Applying Surrogate Bacteria for Food Safety

Non-pathogenic surrogate microorganisms are typically used in food safety challenge studies to take the place of foodborne pathogens under conditions where the use of pathogens may be prohibited as in food processing facilities. They can also be used in biosafety level 2 research laboratories where there may be a likelihood of forming aerosols (aerosolization) and possibly the contamination of infection of support personnel as well as in biosafety level 1 laboratories, which cannot use pathogenic microorganisms. Some of the more common pathogens that surrogates have been used to supplant include Listeria monocytogenes, Salmonella, Escherichia coli O157:H7, and Clostridium botulinum.

Surrogates may be specially selected laboratory-prepared strains added to a food prior to a processing treatment or storage study, or they can be naturally occurring strains that have been confirmed to exist at adequate levels in the food. Surrogate microorganisms must be carefully selected and validated in relationship to the targeted pathogen of interest before utilization. A surrogate that has been validated is one that reacts similar to the pathogen of interest with regard to growth parameters or inactivation kinetics along with accepted statistical analysis or mathematical modeling. Several criteria and approaches for selecting potential surrogate bacteria under given conditions should be considered. All of these concepts will be explored in this article, in addition to examining actual studies where these microorganisms have been used.

What does it mean to say Surrogate bacteria?

A surrogate bacterium models or replicates the behaviour of a given pathogen of interest; hence it has known characteristic and has been validated for a given food processing intervention or growth and survival storage study.

The FDA defines surrogate bacteria similarly; surrogate microorganisms as ‘a non-pathogenic species and strain responding to a particular treatment in a manner equivalent to a pathogenic species and strain;(FDA, 2001).

On this basis, surrogate bacteria are commonly used in place of foodborne pathogens in challenge studies conducted either in laboratories or food manufacturing plants to obtain pertinent inactivation/survival/growth date in those environments where pathogens cannot be introduced.

Surrogate bacteria: Basic Characteristics

The main features or basal desired characteristics of a surrogate bacteria are:-

  • nonpathogenic (BSL-1 – biosafety level 1)
  • behaviour, inactivation characteristics and kinetics that are used to predict those of the target pathogenic microorganism when exposed to similar environmental conditions
  • susceptibility to injury similar to that of the target pathogen
  • simple to prepare
  • simple to detect
  • genetically stable

In some cases, exceptions to the rule occur. Some BSL-2 pathogens can be used in the place of biothreat agents that require modelling such as Bacillus anthracis and Yersinia pestis where work with virulent BA or YP is not permitted. The surrogate examples that are BSL-2 are B. cereus and Yersinia pseudotuberculosis.

Some surrogates are not recommended in some situations. One example is Listeria innocua to replace Listeria monocytogenes in food processing environments which would show up as Listeria spp. or Listeria-like organisms in routine environmental testing. This surrogate would alter your testing regime results.

So, ideally a surrogate is an organism that would not test positive as a traditional indicator organism in routine tests. Some potential surrogates may be considered ‘out of range’ in that they are either significantly more resistant or less resistant than the target pathogen to the food processing intervention that they are being challenged by.

It is more straightforward to use validated surrogates reported in the literature, and these may be used in studies provided that:

  1. the same target pathogen
  2. the same food commodity
  3. the same food processing treatment is used in the present study as was used in the validated study.

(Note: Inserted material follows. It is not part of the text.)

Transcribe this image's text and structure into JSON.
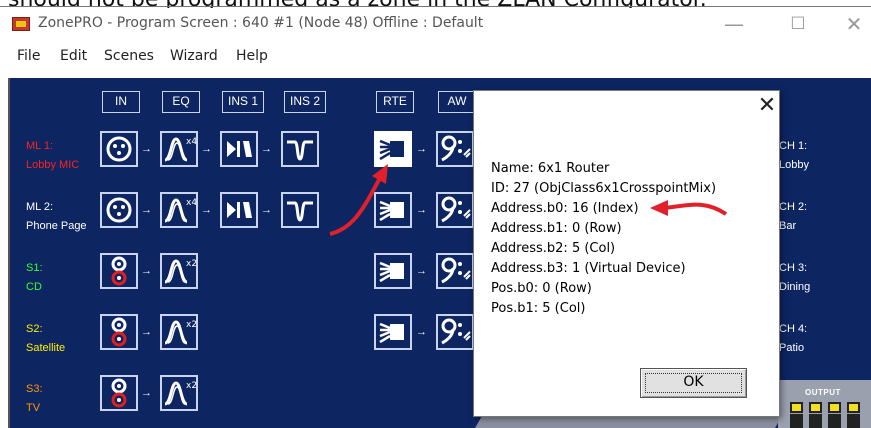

If a validated surrogate cannot be found for your three given conditions just stated, exploratory studies must be performed to validate a surrogate microorganism for the targeted conditions at hand.

The USDA did a study on E.coli O157:H7 and Salmonella by PEF treatment in orange juice (Gurtler et al., 2010). The objective was validating a surrogate for pulsed electric field treatment in orange juice with the targeted pathogens just described. The key finding was the level of inactivation (log CFU per ml units) of a series of microorganism which ranged from 0 to 5.5.  So 20 potential surrogate strains or bacteria and 3 pathogens are looked at. The pathogens of interest led to a 3.54 log reduction an 2.8 log reduction for 2 types of Salmonella. The most resistant pathogen was E.coli O157:H7 which had a 2.2 log reduction. The ideal suurogate is one which had a level of inactivation or less similar to these pathogens. There were three potential surrogates on the left of the E.coli pathogen. These were lactobacillus casei, Salmonella chi 3985 which is a vaccine strain,  and E.coli 35218 which is a non-pathogenic strain. The 35218 strain was chosen because it was equivalent in its inactivation to the targeted pathogen E.coli O157:H7. This surrogate E.coli is easy to use and work with in the lab as a generic E.coli.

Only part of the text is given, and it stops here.